Speculators increased wagers on higher U.S. gasoline prices by the most since February as refinery closures constricted supply.
The net-long position jumped 45 percent from a four-year low as hedge funds pared record short bets and added long wagers for the first time in six weeks, weekly U.S. Commodity Futures Trading Commission data through Sept. 23 show.
Refineries in eastern Canada and Texas shut gasoline units for unplanned repairs as others began seasonal maintenance. Futures contracts for October traded at the highest premium to November since 2012, reflecting heightened concern about supply. The closures threaten the retreat at the pump that has drivers paying the lowest late-September prices since 2010.
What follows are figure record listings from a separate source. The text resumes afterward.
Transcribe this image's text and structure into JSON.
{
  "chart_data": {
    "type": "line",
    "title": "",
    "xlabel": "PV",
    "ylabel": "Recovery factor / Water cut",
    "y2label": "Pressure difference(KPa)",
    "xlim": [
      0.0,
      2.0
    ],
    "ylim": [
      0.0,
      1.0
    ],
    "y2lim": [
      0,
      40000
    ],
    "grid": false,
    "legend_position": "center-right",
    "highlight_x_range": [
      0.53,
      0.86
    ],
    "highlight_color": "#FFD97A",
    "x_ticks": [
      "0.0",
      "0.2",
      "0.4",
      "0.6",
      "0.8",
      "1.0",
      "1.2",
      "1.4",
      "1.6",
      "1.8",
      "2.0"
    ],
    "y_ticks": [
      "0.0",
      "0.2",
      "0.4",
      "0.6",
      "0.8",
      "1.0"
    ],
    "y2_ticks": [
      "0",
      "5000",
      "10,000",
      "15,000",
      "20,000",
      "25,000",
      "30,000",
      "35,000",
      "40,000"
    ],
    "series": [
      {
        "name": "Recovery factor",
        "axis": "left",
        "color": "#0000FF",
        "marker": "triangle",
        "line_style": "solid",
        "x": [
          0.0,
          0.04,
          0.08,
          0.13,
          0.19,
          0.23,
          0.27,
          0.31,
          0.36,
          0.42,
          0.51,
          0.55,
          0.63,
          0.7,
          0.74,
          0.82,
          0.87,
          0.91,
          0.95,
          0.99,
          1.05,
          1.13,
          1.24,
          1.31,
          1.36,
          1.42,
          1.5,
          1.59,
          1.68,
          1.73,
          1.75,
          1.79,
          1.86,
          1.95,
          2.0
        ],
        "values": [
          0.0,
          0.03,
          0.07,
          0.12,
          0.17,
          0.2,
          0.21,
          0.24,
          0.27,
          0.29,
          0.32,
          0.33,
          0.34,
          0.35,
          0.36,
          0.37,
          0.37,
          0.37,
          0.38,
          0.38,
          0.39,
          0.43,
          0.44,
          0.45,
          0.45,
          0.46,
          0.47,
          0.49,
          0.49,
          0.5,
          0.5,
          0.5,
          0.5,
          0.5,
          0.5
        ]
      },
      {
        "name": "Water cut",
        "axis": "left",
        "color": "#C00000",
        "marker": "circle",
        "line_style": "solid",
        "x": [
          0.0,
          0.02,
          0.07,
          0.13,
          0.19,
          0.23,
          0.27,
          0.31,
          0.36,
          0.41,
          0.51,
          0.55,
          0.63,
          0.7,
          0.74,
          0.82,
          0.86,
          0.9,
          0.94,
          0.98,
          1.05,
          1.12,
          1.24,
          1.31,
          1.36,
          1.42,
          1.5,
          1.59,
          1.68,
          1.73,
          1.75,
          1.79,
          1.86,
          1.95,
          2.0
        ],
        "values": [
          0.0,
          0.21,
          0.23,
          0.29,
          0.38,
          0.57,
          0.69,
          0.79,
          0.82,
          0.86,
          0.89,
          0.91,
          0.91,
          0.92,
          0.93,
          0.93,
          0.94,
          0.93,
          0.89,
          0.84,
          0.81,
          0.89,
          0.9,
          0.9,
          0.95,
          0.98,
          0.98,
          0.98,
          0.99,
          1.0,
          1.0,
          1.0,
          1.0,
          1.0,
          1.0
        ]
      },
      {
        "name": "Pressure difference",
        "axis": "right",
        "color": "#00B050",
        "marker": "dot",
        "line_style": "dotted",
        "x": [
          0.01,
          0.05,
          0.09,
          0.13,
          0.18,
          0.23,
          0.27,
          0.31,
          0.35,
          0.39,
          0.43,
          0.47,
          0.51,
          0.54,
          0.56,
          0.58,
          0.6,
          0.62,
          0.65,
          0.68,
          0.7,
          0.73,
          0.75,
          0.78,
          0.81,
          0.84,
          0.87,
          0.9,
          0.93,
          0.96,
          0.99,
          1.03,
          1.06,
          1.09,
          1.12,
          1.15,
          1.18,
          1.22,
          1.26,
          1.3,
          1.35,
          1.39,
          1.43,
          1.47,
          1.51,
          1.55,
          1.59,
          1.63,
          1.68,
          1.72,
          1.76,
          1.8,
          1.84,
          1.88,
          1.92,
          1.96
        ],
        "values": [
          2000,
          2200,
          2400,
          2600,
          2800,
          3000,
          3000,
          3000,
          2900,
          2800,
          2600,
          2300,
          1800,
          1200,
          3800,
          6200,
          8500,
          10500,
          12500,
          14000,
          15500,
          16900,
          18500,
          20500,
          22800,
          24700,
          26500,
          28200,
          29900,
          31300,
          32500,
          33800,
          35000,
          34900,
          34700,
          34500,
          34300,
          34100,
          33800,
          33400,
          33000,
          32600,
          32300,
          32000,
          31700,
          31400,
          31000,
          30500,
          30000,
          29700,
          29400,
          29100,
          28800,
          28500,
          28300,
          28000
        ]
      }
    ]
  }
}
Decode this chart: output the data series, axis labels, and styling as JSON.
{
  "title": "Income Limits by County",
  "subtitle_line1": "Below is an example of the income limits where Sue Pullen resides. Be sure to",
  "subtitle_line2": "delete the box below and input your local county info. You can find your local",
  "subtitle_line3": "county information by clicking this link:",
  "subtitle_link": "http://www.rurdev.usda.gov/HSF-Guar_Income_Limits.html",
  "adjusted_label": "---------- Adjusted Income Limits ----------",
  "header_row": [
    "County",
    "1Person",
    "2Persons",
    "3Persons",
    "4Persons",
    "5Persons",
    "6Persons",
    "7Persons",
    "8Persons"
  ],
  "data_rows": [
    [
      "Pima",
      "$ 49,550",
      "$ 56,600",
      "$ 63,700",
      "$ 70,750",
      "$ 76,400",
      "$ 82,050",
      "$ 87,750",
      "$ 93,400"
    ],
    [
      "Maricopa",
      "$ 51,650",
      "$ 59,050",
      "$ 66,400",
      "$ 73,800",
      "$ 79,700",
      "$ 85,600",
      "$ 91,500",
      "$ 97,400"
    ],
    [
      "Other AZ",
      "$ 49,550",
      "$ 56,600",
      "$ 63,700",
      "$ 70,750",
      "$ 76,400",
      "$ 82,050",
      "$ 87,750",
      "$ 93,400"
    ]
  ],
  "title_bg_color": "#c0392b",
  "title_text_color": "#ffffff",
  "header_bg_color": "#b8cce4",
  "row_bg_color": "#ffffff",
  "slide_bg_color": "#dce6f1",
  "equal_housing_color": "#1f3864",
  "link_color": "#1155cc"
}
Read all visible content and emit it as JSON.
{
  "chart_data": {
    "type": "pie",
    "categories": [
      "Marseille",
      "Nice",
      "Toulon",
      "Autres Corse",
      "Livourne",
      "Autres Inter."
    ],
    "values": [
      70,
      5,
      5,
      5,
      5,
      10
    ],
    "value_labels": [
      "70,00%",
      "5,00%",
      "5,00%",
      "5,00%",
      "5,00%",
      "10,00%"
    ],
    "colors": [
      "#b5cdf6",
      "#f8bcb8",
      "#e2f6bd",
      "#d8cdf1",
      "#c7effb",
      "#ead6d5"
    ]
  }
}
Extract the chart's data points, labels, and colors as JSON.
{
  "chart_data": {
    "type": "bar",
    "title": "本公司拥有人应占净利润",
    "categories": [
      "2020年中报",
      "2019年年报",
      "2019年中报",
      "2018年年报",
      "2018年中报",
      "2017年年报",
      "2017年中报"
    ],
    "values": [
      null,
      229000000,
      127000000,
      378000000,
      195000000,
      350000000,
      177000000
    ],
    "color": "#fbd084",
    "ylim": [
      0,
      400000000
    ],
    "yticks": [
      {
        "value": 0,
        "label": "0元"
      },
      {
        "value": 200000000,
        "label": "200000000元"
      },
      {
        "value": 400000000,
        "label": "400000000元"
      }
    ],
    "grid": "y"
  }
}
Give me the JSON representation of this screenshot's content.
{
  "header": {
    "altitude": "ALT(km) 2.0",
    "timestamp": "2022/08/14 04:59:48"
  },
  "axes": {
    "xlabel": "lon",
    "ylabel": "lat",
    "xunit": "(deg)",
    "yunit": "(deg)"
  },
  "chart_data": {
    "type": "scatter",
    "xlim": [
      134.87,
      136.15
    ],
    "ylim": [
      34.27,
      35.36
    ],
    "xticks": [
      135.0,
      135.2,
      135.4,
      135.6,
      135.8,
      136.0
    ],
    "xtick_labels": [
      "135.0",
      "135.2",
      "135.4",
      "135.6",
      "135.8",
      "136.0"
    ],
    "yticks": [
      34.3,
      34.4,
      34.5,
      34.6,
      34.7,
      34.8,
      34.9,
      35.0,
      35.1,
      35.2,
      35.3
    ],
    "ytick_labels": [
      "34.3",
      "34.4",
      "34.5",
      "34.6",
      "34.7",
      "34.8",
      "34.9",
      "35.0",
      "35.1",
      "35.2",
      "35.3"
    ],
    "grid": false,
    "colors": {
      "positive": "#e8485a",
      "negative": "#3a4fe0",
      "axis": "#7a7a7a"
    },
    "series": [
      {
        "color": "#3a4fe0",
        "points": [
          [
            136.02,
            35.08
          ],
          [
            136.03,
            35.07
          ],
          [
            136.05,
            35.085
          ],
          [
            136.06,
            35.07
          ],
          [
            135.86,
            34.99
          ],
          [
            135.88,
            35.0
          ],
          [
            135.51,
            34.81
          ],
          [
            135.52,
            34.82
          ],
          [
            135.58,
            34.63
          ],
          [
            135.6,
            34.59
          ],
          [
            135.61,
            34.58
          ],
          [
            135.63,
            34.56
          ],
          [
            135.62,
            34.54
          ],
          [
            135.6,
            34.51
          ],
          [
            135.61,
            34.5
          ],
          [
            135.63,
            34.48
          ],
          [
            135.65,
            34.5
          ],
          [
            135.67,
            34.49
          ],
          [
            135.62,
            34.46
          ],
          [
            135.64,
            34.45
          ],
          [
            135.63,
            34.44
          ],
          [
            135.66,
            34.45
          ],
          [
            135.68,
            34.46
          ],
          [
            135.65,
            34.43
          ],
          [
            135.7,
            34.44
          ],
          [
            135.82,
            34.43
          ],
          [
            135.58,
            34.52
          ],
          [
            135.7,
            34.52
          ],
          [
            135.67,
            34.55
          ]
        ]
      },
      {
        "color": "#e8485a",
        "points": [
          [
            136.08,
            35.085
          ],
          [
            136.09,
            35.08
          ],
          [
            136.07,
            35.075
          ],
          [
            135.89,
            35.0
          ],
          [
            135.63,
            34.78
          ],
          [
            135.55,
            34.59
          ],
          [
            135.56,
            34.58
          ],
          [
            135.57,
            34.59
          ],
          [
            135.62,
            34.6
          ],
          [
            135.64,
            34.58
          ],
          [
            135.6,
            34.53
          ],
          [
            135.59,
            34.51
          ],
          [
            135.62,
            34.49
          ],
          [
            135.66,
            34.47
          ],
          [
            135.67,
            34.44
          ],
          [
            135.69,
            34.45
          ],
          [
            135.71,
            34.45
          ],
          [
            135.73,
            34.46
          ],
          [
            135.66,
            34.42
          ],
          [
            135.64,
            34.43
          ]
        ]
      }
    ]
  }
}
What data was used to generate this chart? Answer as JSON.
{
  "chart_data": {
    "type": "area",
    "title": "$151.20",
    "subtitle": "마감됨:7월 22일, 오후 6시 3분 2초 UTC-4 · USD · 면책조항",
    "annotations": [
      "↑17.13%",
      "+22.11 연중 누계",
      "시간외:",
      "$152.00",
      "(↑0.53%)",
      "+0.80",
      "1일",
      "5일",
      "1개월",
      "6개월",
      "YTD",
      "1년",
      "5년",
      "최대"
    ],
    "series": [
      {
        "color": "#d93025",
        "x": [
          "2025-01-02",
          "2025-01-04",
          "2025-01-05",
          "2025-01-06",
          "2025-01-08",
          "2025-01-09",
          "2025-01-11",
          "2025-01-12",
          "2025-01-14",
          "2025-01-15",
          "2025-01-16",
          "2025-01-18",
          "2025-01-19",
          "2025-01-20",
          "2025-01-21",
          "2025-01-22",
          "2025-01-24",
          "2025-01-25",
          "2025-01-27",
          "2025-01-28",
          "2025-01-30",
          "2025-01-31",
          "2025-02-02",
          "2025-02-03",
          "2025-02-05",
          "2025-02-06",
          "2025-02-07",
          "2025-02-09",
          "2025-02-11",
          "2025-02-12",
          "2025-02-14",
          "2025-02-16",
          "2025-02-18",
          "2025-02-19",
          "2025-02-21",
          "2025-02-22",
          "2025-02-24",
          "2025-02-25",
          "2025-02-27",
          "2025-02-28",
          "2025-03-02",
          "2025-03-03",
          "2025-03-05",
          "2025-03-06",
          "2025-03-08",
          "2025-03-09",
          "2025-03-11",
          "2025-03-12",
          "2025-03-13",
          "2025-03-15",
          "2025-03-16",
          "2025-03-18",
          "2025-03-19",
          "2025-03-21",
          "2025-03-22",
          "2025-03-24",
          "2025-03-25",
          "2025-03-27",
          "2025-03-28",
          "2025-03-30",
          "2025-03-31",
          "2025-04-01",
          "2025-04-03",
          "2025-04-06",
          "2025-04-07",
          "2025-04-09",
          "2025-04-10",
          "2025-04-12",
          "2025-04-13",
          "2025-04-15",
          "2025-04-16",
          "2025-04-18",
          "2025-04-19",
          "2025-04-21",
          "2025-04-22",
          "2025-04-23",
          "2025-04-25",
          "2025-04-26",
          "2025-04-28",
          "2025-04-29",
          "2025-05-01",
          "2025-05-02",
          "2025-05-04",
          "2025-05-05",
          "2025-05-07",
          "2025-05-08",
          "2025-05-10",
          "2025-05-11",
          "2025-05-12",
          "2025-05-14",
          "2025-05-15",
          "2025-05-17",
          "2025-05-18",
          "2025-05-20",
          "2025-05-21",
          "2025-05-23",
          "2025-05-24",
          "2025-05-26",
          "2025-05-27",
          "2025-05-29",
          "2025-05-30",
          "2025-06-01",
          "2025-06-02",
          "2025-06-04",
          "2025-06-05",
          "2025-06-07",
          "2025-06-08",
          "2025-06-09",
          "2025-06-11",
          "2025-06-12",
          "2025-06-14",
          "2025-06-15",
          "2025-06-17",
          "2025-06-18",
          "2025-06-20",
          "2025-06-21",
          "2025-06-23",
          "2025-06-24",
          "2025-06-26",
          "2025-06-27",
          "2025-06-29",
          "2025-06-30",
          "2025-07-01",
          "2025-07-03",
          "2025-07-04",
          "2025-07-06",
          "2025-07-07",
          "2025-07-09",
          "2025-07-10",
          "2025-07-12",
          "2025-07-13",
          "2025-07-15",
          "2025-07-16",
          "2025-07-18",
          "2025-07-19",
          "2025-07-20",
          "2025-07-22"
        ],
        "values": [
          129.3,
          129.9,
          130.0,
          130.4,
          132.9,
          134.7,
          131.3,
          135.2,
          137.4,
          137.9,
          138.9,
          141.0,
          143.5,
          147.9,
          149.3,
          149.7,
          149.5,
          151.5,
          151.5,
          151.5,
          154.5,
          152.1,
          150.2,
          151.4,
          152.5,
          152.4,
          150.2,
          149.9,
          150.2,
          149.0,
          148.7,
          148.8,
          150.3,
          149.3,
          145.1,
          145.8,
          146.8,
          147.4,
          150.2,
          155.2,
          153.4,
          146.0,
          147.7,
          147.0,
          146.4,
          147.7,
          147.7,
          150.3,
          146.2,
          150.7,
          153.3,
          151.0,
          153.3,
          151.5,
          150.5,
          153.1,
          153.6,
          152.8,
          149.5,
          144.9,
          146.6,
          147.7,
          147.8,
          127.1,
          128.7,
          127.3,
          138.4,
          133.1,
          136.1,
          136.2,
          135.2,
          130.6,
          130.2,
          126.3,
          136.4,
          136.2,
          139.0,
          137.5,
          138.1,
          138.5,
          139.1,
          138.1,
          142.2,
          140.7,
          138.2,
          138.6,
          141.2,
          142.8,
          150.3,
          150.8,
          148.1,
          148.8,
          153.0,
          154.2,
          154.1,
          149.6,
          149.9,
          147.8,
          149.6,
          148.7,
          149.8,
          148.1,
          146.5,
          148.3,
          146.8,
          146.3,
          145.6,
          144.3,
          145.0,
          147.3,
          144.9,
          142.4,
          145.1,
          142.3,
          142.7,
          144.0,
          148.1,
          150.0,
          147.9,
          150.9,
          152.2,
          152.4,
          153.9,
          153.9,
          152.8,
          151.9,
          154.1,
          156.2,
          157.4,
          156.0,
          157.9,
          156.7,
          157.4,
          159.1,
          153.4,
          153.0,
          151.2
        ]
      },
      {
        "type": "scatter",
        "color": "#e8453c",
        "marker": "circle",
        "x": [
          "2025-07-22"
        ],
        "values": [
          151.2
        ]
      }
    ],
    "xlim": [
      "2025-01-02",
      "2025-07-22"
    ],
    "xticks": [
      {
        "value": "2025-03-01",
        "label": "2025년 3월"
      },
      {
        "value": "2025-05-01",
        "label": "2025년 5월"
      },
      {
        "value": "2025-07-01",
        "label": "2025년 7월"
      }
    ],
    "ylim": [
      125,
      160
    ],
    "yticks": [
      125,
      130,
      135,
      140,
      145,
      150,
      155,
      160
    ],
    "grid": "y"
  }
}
“People have covered their positions or moved away from short to long,” Amrita Sen, chief oil analyst at Energy Aspects Ltd. in London, said by phone Sept. 26. “There’s a huge amount of FCC outages in North America at the moment,” she said, referring to fluid catalytic crackers that make gasoline.
Gasoline for October delivery gained 6.99 cents, or 2.7 percent, to $2.6287 a gallon on the New York Mercantile Exchange in the period covered by the CFTC report. The contract gained 1.1 percent to $2.6901 in today’s electronic trading.
Retail prices rose in the three days ended Sept. 24, stemming a 16-day decline. The national average was $3.337 on yesterday, according to Heathrow, Florida-based AAA, the largest U.S. motoring group.